Oireachtas Joint and Select Committees

Thursday, 14 July 2016

Public Accounts Committee

Special Report No. 92 of the Comptroller and Auditor General: Strategic Planning for Flood Risk Management

9:10 am

Mr. Mark Adamson:

For the development of the preliminary flood risk assessments, we developed indicative maps nationally. We issued them to the local authorities to help inform their decision making around planning. We clearly stated that they should not be used as a sole basis for planning decisions, given that they were very much indicative. The maps we are developing through the CFRAM process are a number of orders of magnitude better in terms of their level of detail and the technical approaches being used to develop them. In terms of the way the maps are being developed, we are up there with best practice. They remain in draft form for quite a period, given that we want to ensure we get them right.
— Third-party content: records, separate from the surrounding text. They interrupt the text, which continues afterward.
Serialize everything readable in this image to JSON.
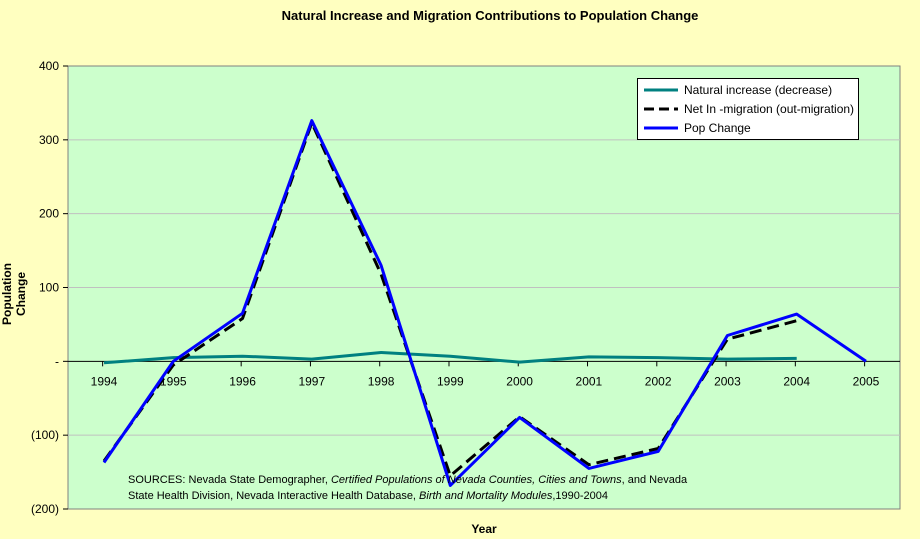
{
  "chart_data": {
    "type": "line",
    "title": "Natural Increase and Migration Contributions to Population Change",
    "xlabel": "Year",
    "ylabel": "Population Change",
    "categories": [
      "1994",
      "1995",
      "1996",
      "1997",
      "1998",
      "1999",
      "2000",
      "2001",
      "2002",
      "2003",
      "2004",
      "2005"
    ],
    "ylim": [
      -200,
      400
    ],
    "yticks": [
      400,
      300,
      200,
      100,
      0,
      -100,
      -200
    ],
    "ytick_labels": [
      "400",
      "300",
      "200",
      "100",
      "-",
      "(100)",
      "(200)"
    ],
    "grid": true,
    "legend": "top-right",
    "series": [
      {
        "name": "Natural increase (decrease)",
        "color": "#008080",
        "style": "solid",
        "values": [
          -2,
          5,
          7,
          3,
          12,
          7,
          -1,
          6,
          5,
          3,
          4,
          null
        ]
      },
      {
        "name": "Net In -migration (out-migration)",
        "color": "#000000",
        "style": "dashed",
        "values": [
          -135,
          -5,
          58,
          323,
          118,
          -155,
          -75,
          -140,
          -118,
          30,
          55,
          null
        ]
      },
      {
        "name": "Pop Change",
        "color": "#0000ff",
        "style": "solid",
        "values": [
          -137,
          0,
          65,
          326,
          130,
          -168,
          -76,
          -145,
          -122,
          35,
          64,
          0
        ]
      }
    ],
    "annotation": {
      "line1_a": "SOURCES: Nevada State Demographer, ",
      "line1_b": "Certified Populations of Nevada Counties, Cities and Towns",
      "line1_c": ", and Nevada",
      "line2_a": "State Health Division, Nevada Interactive Health Database, ",
      "line2_b": "Birth and Mortality Modules",
      "line2_c": ",1990-2004"
    }
  },
  "colors": {
    "page_bg": "#ffffc0",
    "plot_bg": "#ccffcc",
    "grid": "#c0c0c0"
  }
}
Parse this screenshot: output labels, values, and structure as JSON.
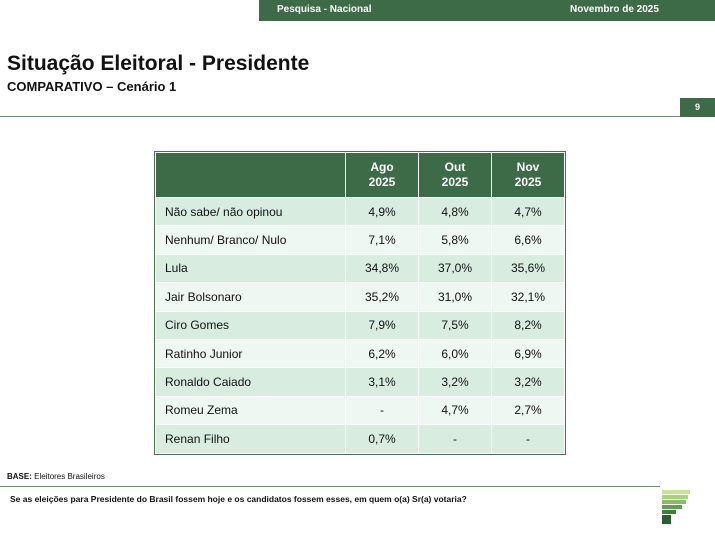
{
  "header": {
    "survey": "Pesquisa - Nacional",
    "date": "Novembro de 2025"
  },
  "title": "Situação Eleitoral - Presidente",
  "subtitle": "COMPARATIVO – Cenário 1",
  "page_number": "9",
  "table": {
    "columns": [
      {
        "month": "Ago",
        "year": "2025"
      },
      {
        "month": "Out",
        "year": "2025"
      },
      {
        "month": "Nov",
        "year": "2025"
      }
    ],
    "rows": [
      [
        "Não sabe/ não opinou",
        "4,9%",
        "4,8%",
        "4,7%"
      ],
      [
        "Nenhum/ Branco/ Nulo",
        "7,1%",
        "5,8%",
        "6,6%"
      ],
      [
        "Lula",
        "34,8%",
        "37,0%",
        "35,6%"
      ],
      [
        "Jair Bolsonaro",
        "35,2%",
        "31,0%",
        "32,1%"
      ],
      [
        "Ciro Gomes",
        "7,9%",
        "7,5%",
        "8,2%"
      ],
      [
        "Ratinho Junior",
        "6,2%",
        "6,0%",
        "6,9%"
      ],
      [
        "Ronaldo Caiado",
        "3,1%",
        "3,2%",
        "3,2%"
      ],
      [
        "Romeu Zema",
        "-",
        "4,7%",
        "2,7%"
      ],
      [
        "Renan Filho",
        "0,7%",
        "-",
        "-"
      ]
    ]
  },
  "base": {
    "label": "BASE:",
    "value": "Eleitores Brasileiros"
  },
  "question": "Se as eleições para Presidente do Brasil fossem hoje e os candidatos fossem esses, em quem o(a) Sr(a) votaria?"
}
When the first drafts are produced, they are submitted for technical review to ensure the consultants are applying the best approaches. The local authorities examine them. We then take them out to public consultation days. We held more than 200 public consultation days around the country. Our teams go out and are available to talk people through the maps and explain what they show, what they mean and how they are developed, and very much take comments on whether people consider that they correspond with their understanding of flood risk in the area. Having gone through this process, we had the formal consultation process under the statutory instrument that transposed the directive. At the end of 2015, we went through this process and we have received objections on approximately 25 to 30 individual maps out of thousands of maps. We have developed maps that are the best achievable. While there are data deficits in some locations, they are the best we can achieve at this time.

Regarding planning and the use of the maps, under the guidelines set out in 2009 by the OPW and the Department, it is specified that we should try to avoid development on flood plains. The maps can help inform those decisions. However, ultimately, planning decisions are a matter for the planning authorities.